Enforcement Directorate Freezes ₹110 Crore in Parimatch Money Laundering Probe
India's Enforcement Directorate has frozen ₹110 crore held in mule bank accounts and seized more than 1,200 credit cards linked to Parimatch, a Cyprus-based online betting platform deemed illegal. This action stems from an investigation under the Prevention of Money Laundering Act, triggered by a Mumbai police cyber crime complaint on August 12. The moves expose a vast scheme evading financial oversight through layered deception.
Surrogate Entities Fuel Expansion
Parimatch built its Indian footprint via aggressive marketing, including sponsorships, celebrity endorsements, and promotions masked through two local shell companies: Parimatch Sports and Parimatch News. These entities handled advertisements and deals funded by foreign remittances, skirting bans on direct betting promotion. Such tactics lent legitimacy to operations generating an estimated ₹3,000 crore annually.
Mule Networks Layer Illicit Funds
Raids across 17 locations in Mumbai, Noida, Jaipur, Surat, Madurai, Kanpur, and Hyderabad uncovered a web of mule accounts routing user deposits nationwide. In one Tamil Nadu instance, cash withdrawals fed hawala operators who topped up UK virtual wallets, later converted to cryptocurrency via controlled accounts. Western India saw domestic money transfer agents dispatch funds through mule credit cards to platform handlers.

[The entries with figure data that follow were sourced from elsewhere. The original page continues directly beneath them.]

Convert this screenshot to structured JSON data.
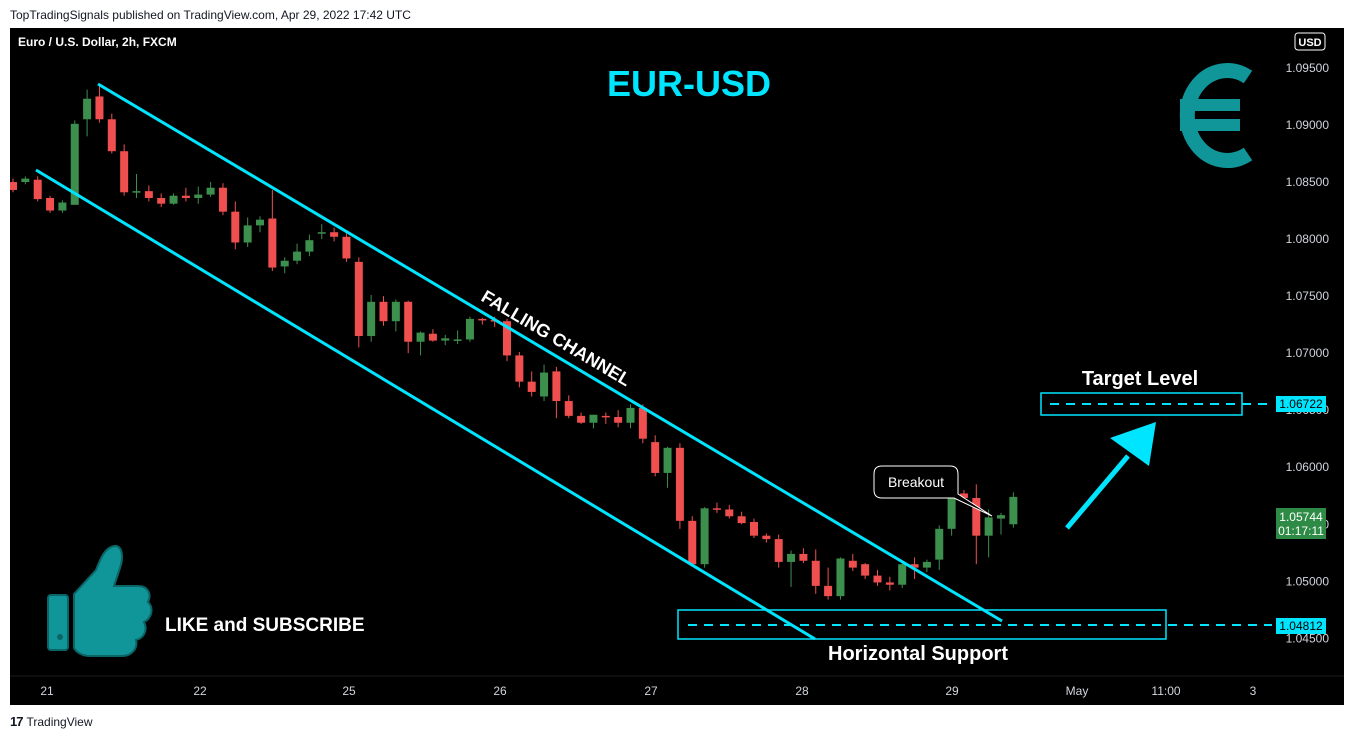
{
  "header": {
    "published_line": "TopTradingSignals published on TradingView.com, Apr 29, 2022 17:42 UTC"
  },
  "footer": {
    "logo_mark": "17",
    "brand": "TradingView"
  },
  "chart_data": {
    "type": "candlestick",
    "symbol_line": "Euro / U.S. Dollar, 2h, FXCM",
    "title": "EUR-USD",
    "currency_badge": "USD",
    "price_axis_ticks": [
      "1.09500",
      "1.09000",
      "1.08500",
      "1.08000",
      "1.07500",
      "1.07000",
      "1.06500",
      "1.06000",
      "1.05500",
      "1.05000",
      "1.04500"
    ],
    "price_axis_values": [
      1.095,
      1.09,
      1.085,
      1.08,
      1.075,
      1.07,
      1.065,
      1.06,
      1.055,
      1.05,
      1.045
    ],
    "ylim": [
      1.0417,
      1.0985
    ],
    "time_axis_ticks": [
      "21",
      "22",
      "25",
      "26",
      "27",
      "28",
      "29",
      "May",
      "11:00",
      "3"
    ],
    "current_price": {
      "value": "1.05744",
      "countdown": "01:17:11",
      "color": "#2e8b45"
    },
    "support_price": "1.04812",
    "target_price": "1.06722",
    "annotations": {
      "channel": "FALLING CHANNEL",
      "breakout": "Breakout",
      "target": "Target Level",
      "support": "Horizontal Support",
      "cta": "LIKE and SUBSCRIBE"
    },
    "colors": {
      "up": "#3d8f4e",
      "down": "#ef4f4f",
      "accent": "#00e5ff",
      "teal_icon": "#109598"
    },
    "candles": [
      [
        1.085,
        1.0853,
        1.0841,
        1.0843
      ],
      [
        1.085,
        1.0855,
        1.0848,
        1.0853
      ],
      [
        1.0852,
        1.0855,
        1.0833,
        1.0835
      ],
      [
        1.0836,
        1.0838,
        1.0823,
        1.0825
      ],
      [
        1.0825,
        1.0834,
        1.0823,
        1.0832
      ],
      [
        1.083,
        1.0904,
        1.083,
        1.0901
      ],
      [
        1.0905,
        1.0931,
        1.089,
        1.0923
      ],
      [
        1.0925,
        1.0935,
        1.0902,
        1.0905
      ],
      [
        1.0905,
        1.091,
        1.0875,
        1.0877
      ],
      [
        1.0877,
        1.0883,
        1.0838,
        1.0841
      ],
      [
        1.0841,
        1.0857,
        1.0836,
        1.0842
      ],
      [
        1.0842,
        1.0847,
        1.0833,
        1.0836
      ],
      [
        1.0836,
        1.084,
        1.0828,
        1.0831
      ],
      [
        1.0831,
        1.084,
        1.083,
        1.0838
      ],
      [
        1.0838,
        1.0845,
        1.0833,
        1.0836
      ],
      [
        1.0836,
        1.0846,
        1.0831,
        1.0839
      ],
      [
        1.0839,
        1.085,
        1.0837,
        1.0845
      ],
      [
        1.0845,
        1.0849,
        1.0821,
        1.0824
      ],
      [
        1.0824,
        1.0833,
        1.0791,
        1.0797
      ],
      [
        1.0797,
        1.0819,
        1.0793,
        1.0812
      ],
      [
        1.0812,
        1.082,
        1.0806,
        1.0817
      ],
      [
        1.0818,
        1.0843,
        1.0772,
        1.0775
      ],
      [
        1.0776,
        1.0784,
        1.077,
        1.0781
      ],
      [
        1.0781,
        1.0796,
        1.0778,
        1.0789
      ],
      [
        1.0789,
        1.0804,
        1.0785,
        1.0799
      ],
      [
        1.0805,
        1.0813,
        1.08,
        1.0806
      ],
      [
        1.0806,
        1.081,
        1.0798,
        1.0802
      ],
      [
        1.0802,
        1.0805,
        1.078,
        1.0783
      ],
      [
        1.078,
        1.0784,
        1.0705,
        1.0715
      ],
      [
        1.0715,
        1.0751,
        1.071,
        1.0745
      ],
      [
        1.0745,
        1.075,
        1.0724,
        1.0728
      ],
      [
        1.0728,
        1.0747,
        1.0719,
        1.0745
      ],
      [
        1.0745,
        1.0746,
        1.07,
        1.071
      ],
      [
        1.071,
        1.0719,
        1.0698,
        1.0718
      ],
      [
        1.0717,
        1.0721,
        1.071,
        1.0711
      ],
      [
        1.0711,
        1.0716,
        1.0707,
        1.0713
      ],
      [
        1.0711,
        1.072,
        1.0708,
        1.0712
      ],
      [
        1.0712,
        1.0732,
        1.071,
        1.073
      ],
      [
        1.073,
        1.0731,
        1.0725,
        1.0729
      ],
      [
        1.0729,
        1.0732,
        1.0723,
        1.0728
      ],
      [
        1.0728,
        1.073,
        1.0693,
        1.0698
      ],
      [
        1.0698,
        1.0701,
        1.067,
        1.0675
      ],
      [
        1.0675,
        1.0684,
        1.0662,
        1.0666
      ],
      [
        1.0662,
        1.069,
        1.0658,
        1.0683
      ],
      [
        1.0684,
        1.0688,
        1.0643,
        1.0658
      ],
      [
        1.0658,
        1.0663,
        1.0643,
        1.0645
      ],
      [
        1.0645,
        1.0648,
        1.0638,
        1.0639
      ],
      [
        1.0639,
        1.0646,
        1.0634,
        1.0646
      ],
      [
        1.0645,
        1.0648,
        1.0638,
        1.0644
      ],
      [
        1.0644,
        1.065,
        1.0635,
        1.0639
      ],
      [
        1.0639,
        1.0655,
        1.0634,
        1.0652
      ],
      [
        1.0652,
        1.0655,
        1.0621,
        1.0625
      ],
      [
        1.0622,
        1.0628,
        1.0592,
        1.0595
      ],
      [
        1.0595,
        1.0618,
        1.0582,
        1.0617
      ],
      [
        1.0617,
        1.0621,
        1.0546,
        1.0553
      ],
      [
        1.0553,
        1.0557,
        1.0513,
        1.0515
      ],
      [
        1.0515,
        1.0565,
        1.0512,
        1.0564
      ],
      [
        1.0564,
        1.0569,
        1.056,
        1.0563
      ],
      [
        1.0563,
        1.0567,
        1.0555,
        1.0557
      ],
      [
        1.0557,
        1.0561,
        1.055,
        1.0551
      ],
      [
        1.0552,
        1.0555,
        1.0538,
        1.054
      ],
      [
        1.054,
        1.0542,
        1.0534,
        1.0537
      ],
      [
        1.0537,
        1.0541,
        1.0512,
        1.0517
      ],
      [
        1.0517,
        1.0527,
        1.0495,
        1.0524
      ],
      [
        1.0524,
        1.0529,
        1.0516,
        1.0518
      ],
      [
        1.0518,
        1.0528,
        1.0489,
        1.0496
      ],
      [
        1.0496,
        1.0512,
        1.0484,
        1.0487
      ],
      [
        1.0487,
        1.0521,
        1.0484,
        1.052
      ],
      [
        1.0518,
        1.0524,
        1.0509,
        1.0512
      ],
      [
        1.0515,
        1.0516,
        1.0502,
        1.0505
      ],
      [
        1.0505,
        1.051,
        1.0496,
        1.0499
      ],
      [
        1.0499,
        1.0504,
        1.0492,
        1.0497
      ],
      [
        1.0497,
        1.0516,
        1.0494,
        1.0515
      ],
      [
        1.0515,
        1.0521,
        1.0502,
        1.0512
      ],
      [
        1.0512,
        1.0519,
        1.0508,
        1.0517
      ],
      [
        1.0519,
        1.0549,
        1.051,
        1.0546
      ],
      [
        1.0546,
        1.0584,
        1.054,
        1.0577
      ],
      [
        1.0577,
        1.058,
        1.057,
        1.0573
      ],
      [
        1.0573,
        1.0585,
        1.0515,
        1.054
      ],
      [
        1.054,
        1.0563,
        1.0521,
        1.0556
      ],
      [
        1.0555,
        1.056,
        1.0541,
        1.0558
      ],
      [
        1.055,
        1.0578,
        1.0547,
        1.0574
      ]
    ]
  }
}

Rejected Firms as Payment Shields
Payment companies denied aggregator licenses by the Reserve Bank of India posed as technology service providers, supplying APIs to integrate mule accounts disguised as e-commerce or payment fronts. User deposits via UPI flowed into these, then layered as refunds, chargebacks, or vendor payouts to obscure trails. This integration highlights regulatory gaps exploited by digital intermediaries.
Probe Targets Wider Accomplices
The scale underscores risks in unchecked digital finance, where betting platforms blend with legitimate tech flows. Investigators now eye domestic partners, ad firms, payment middlemen, and endorsers tied to the surrogates. Further actions could tighten controls on cross-border remittances and API access, reshaping enforcement against shadow economies.